Waka jumping debate

Some extracts from the 2nd reading speeches:

Hon Dr NICK SMITH (National—Nelson): Freedom of speech, tolerance of dissent, and respect for democracy are core Kiwi values that are worth fighting for. National opposed this bill at first reading, at select committee, and we will do so at every stage of the Parliamentary process. The right of voters—and voters alone—to dismiss MPs was established 330 years ago with the Bill of Rights. The powers in this bill, for a party leader to dismiss an MP, have no place in a liberal democracy like New Zealand.

That is the fundamental change. No longer is it up to the voters. A party leader with caucus support can expel an elected MP (including electorate MPs) from Parliament under this law.

Late last year, Mr Shaw stated that the advantage of the supply and confidence agreement was this, and I quote him, “Green MPs will not vote for anything they do not agree with.” That is exactly what is happening here. This betrayal of core values could not be more serious. A founding Green co-leader said of the same bill, in 2001, that it was the most Draconian, obnoxious, anti-democratic—

Hon James Shaw: I raise a point of order, Madam Speaker. Dr Smith has now brought the memory of Rod Donald into this debate and into question time a number of times. I think this is the fourth time that I’m aware of—

Madam DEPUTY SPEAKER: Would you get to the point? Is there a point of order here?

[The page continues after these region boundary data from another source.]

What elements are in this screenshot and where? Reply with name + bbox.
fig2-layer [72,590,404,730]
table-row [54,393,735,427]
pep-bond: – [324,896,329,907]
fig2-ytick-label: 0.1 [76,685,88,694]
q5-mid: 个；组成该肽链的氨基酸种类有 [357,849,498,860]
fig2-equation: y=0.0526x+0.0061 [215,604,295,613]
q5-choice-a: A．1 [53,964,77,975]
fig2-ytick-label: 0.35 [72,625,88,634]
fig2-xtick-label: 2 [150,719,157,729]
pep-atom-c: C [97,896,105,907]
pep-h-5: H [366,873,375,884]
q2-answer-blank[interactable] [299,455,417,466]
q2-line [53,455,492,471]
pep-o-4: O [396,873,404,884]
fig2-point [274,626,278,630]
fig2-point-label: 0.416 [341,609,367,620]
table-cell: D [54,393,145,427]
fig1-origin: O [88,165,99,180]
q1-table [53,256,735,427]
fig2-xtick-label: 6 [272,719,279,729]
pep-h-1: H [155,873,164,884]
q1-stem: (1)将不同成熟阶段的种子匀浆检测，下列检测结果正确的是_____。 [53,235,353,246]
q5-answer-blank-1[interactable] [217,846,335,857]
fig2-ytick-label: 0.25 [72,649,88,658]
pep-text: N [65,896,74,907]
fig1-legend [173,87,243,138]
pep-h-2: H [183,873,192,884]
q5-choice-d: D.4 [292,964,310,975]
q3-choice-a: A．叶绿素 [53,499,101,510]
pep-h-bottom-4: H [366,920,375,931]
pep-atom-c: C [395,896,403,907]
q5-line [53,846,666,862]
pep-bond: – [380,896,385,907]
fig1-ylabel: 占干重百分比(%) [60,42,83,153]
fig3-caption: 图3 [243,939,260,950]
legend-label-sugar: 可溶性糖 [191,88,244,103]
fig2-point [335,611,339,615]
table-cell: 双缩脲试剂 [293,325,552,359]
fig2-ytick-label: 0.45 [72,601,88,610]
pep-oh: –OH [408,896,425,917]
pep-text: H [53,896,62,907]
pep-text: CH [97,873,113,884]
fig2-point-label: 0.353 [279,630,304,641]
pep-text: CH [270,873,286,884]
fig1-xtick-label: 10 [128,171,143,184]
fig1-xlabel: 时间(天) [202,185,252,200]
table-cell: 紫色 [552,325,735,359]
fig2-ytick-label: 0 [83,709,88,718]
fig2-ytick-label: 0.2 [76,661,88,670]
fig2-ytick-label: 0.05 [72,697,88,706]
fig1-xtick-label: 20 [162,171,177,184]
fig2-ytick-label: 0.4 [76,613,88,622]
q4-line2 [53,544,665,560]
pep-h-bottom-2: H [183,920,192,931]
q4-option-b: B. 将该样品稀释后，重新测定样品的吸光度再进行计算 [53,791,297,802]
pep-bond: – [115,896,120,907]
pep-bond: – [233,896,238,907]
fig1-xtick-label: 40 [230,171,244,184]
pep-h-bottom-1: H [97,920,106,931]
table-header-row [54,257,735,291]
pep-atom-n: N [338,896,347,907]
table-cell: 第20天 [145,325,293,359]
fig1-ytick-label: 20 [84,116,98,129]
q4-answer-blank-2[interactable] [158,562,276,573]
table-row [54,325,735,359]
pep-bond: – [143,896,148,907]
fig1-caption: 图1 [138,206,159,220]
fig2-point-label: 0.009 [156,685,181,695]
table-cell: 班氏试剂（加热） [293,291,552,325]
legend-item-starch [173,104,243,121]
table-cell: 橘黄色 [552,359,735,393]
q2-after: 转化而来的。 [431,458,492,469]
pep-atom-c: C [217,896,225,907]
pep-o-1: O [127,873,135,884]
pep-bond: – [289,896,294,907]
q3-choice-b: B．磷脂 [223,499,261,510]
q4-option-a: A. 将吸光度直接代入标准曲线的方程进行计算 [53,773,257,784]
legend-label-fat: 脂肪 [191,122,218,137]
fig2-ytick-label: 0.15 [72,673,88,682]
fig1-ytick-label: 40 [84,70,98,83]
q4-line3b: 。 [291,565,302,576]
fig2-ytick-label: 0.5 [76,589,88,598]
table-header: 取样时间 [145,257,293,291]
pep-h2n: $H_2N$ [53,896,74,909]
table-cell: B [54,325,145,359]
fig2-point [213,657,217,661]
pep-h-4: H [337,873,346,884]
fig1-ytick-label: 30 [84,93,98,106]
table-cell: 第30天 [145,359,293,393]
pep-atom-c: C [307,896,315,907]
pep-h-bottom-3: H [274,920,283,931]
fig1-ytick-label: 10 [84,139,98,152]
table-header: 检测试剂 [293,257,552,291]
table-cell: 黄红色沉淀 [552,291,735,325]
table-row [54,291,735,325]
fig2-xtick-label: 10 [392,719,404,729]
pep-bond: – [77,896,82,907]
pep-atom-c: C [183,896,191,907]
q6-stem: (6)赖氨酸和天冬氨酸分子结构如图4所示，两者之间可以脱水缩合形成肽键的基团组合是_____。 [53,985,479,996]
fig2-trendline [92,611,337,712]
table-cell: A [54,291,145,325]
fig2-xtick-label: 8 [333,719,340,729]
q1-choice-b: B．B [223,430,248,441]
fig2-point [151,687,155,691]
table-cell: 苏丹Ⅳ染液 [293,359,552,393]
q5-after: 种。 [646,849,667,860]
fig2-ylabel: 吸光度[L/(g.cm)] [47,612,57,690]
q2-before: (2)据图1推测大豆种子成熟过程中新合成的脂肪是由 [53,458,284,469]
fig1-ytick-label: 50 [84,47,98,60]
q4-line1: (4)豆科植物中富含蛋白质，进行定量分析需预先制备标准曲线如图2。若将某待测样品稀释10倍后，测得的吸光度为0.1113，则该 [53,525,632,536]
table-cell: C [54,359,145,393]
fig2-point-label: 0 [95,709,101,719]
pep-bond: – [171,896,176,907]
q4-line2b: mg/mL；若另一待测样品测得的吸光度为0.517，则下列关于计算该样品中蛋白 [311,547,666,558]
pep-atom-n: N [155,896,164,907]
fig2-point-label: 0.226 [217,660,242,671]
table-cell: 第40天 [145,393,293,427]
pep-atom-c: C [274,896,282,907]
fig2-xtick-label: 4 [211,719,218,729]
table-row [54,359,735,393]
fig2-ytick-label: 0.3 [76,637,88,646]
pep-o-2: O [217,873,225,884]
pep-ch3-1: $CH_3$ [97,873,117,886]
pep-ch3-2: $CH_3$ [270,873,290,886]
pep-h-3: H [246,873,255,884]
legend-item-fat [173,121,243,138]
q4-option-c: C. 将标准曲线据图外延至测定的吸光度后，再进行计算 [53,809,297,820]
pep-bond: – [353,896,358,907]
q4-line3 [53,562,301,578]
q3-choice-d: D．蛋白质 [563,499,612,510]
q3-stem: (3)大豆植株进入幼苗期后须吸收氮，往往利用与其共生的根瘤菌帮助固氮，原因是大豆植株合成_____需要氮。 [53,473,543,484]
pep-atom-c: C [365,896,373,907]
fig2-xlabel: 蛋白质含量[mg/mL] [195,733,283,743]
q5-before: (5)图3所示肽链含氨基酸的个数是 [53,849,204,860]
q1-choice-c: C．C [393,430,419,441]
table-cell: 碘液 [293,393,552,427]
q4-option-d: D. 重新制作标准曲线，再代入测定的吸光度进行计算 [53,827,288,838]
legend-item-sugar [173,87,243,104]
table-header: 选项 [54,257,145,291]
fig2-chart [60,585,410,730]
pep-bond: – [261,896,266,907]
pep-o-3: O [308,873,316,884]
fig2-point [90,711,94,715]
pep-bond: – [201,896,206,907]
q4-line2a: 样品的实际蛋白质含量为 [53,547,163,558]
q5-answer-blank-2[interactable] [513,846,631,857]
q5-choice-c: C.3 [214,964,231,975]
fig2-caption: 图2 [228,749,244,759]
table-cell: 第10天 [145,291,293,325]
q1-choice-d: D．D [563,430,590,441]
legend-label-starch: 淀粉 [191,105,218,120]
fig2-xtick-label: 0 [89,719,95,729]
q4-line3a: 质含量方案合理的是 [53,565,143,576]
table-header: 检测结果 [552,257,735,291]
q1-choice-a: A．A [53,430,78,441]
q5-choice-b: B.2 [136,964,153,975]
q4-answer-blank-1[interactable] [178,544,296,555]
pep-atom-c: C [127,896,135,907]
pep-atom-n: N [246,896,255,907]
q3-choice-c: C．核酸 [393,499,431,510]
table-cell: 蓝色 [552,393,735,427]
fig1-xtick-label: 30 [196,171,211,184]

Hon James Shaw: Yes, there is. I’m offended and I would like him to withdraw and apologise. It is called waving a dead man’s hand—

James Shaw doesn’t like his hypocrisy being highlighted. Shaw said Green MPs will not vote for anything they don’t agree with, yet this is now exactly what they are doing. Did he lie, or was he just naive?

And Nick Smith did not even mention Rod Donald by name. He is quoting what Donald said on an earlier bill. It may offend the Greens to be reminded of their hypocrisy, but tough.

Hon Dr NICK SMITH: A quote for Mr Shaw’s benefit from the parliamentary Hansard “the most Draconian, obnoxious, anti-democratic, insulting piece of legislation ever inflicted in this Parliament”, yet it is now to become the law with the votes of people like Mr Shaw. We also heard evidence from officials at select committee that this bill breaches the UN Universal Declaration of Human Rights and the International Covenant on Civil and Political Rights. Only six months ago, I heard the member in this House quoting the importance of those treaties and human rights, yet today is the vote on a bill that tramples on those very rights.

The Green position now on human rights is they’re in favour of them, unless WInston tells them not to be. Pathetic poodles.

The lack of integrity from New Zealand First on this bill is no better. When a National MP left for New Zealand First Mr Peters totally backed him, saying it was his right and he was not elected to swear an oath of blind allegiance to any political party. Mr Peters’ principles are as shallow as a bird bath. If an MP leaves a party for New Zealand First, that is their constitutional right. But if an MP leaves New Zealand First for another, he calls it a constitutional outrage.

The only reason we have this bill is Peters is incapable of managing a caucus. Of his 55 or so former MPs, he has fallen out with 28 of them (at least). The problem isn’t them, it’s him.

GOLRIZ GHAHRAMAN: And we do have concerns about party caucuses being able to remove MPs from Parliament. So, yes, this was a difficult decision, but it has come about because we’ve decided that this new Government must succeed and we must support it in good faith to succeed.

This suggests that Winston convinced the Greens he would collapse the Government if they didn’t vote for the bill. They blinked and now he can do this over and over again.

CHRIS BISHOP (National—Hutt South): This bill is a constitutional affront. It’s not just me who says that. It’s not just my good colleague the Hon Dr Nick Smith who says that. Academics from around New Zealand say that, human rights experts from around New Zealand say that, and the Green Party leaders from yesteryear say that. The only party in Parliament that has consistently voted against constitutional affronts like this bill is the National Party of New Zealand. …

What else did we hear from Miss Ghahraman? Well, we heard a lot about child poverty, and, I think, neoliberalism—the bȇte noire of the left was mentioned about 45 times. We heard a lot about oil and gas. We heard a lot about housing and poverty. I’ll tell you what we didn’t hear much of. Not much about the bill. Not much about the Electoral (Integrity) Amendment Bill. Golriz Ghahraman is a human rights expert. She is fond of telling us she’s worked around the world on human rights matters and she’s got a constitutional law degree and all sorts of things. Heaven knows we’ve heard a lot about that in the last nine months. She could not mount a single proper argument in favour of this legislation other than to say, “We’ve done a deal and we’ve sold our soul! We are unprincipled and we going to vote for this legislation!”

With all her work defending genocidal leaders, surely she could at least have managed to defend this bill!